‘El Elegido’: Una mirada al choque de intereses en torno a la representación de la Pasión de Cristo

La producción fílmica de Servando González es sencillamente ejemplar. Y no lo menciono por ser uno de mis cineastas predilectos (sí, a pesar de los pesares, pues estamos juzgando aquí su trabajo como realizador y no como funcionario del aparato propagandístico de la presidencia de la República al menos en tres sexenios), sino porque su producción fílmica es representativa de un compromiso con la calidad.

Historias que se tradujeron en poderosas líneas argumentales, realizaciones que sin enorme cantidad de recursos, siempre demostraron un hábil manejo del lenguaje cinematográfico y una sensibilidad artística por demás evidente que le valieron a sus filmes ser celebrados tanto dentro como fuera del país, son elementos que consagran a Servando González como uno de los directores nacionales más eficientes en el medio, y que en mi opinión, merecería ser revalorado como un todo-terreno de la cinematografía nacional.
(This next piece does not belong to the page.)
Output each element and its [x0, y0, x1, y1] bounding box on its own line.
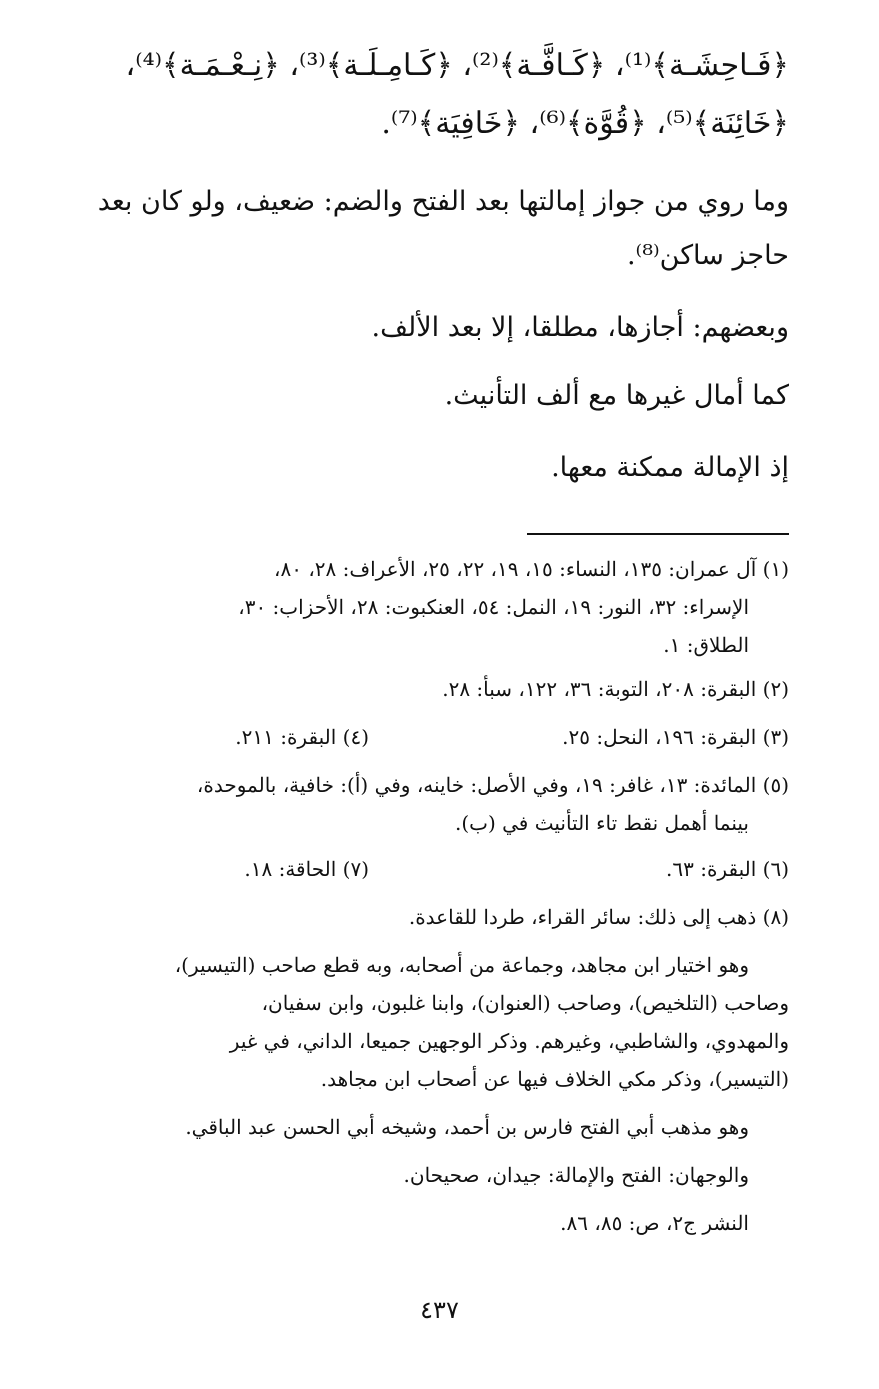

Responsable de metrajes emblemáticos que ya forman parte de nuestra identidad fílmica, como han sido la memorable Viento negro (1964), la sobrecogedora y oscura El escapulario (1966), o la corrosiva y mordaz Los mediocres (1962), Servando González fue lo suficientemente inteligente como para encontrar una forma de hacer cine que logró compaginar a la perfección calidad argumental, sensibilidad artística y éxito en taquilla, cosa pocas veces vista en nuestra industria cinematográfica, cuyas búsquedas formales han pecado de abismarse por lo general, en el logro de uno de los tres rubros. Sin embargo, los trabajos fílmicos de González demuestran que cuando se es lo suficientemente talentoso, es posible conjugar estos tres elementos para lograr producciones que dejen huella.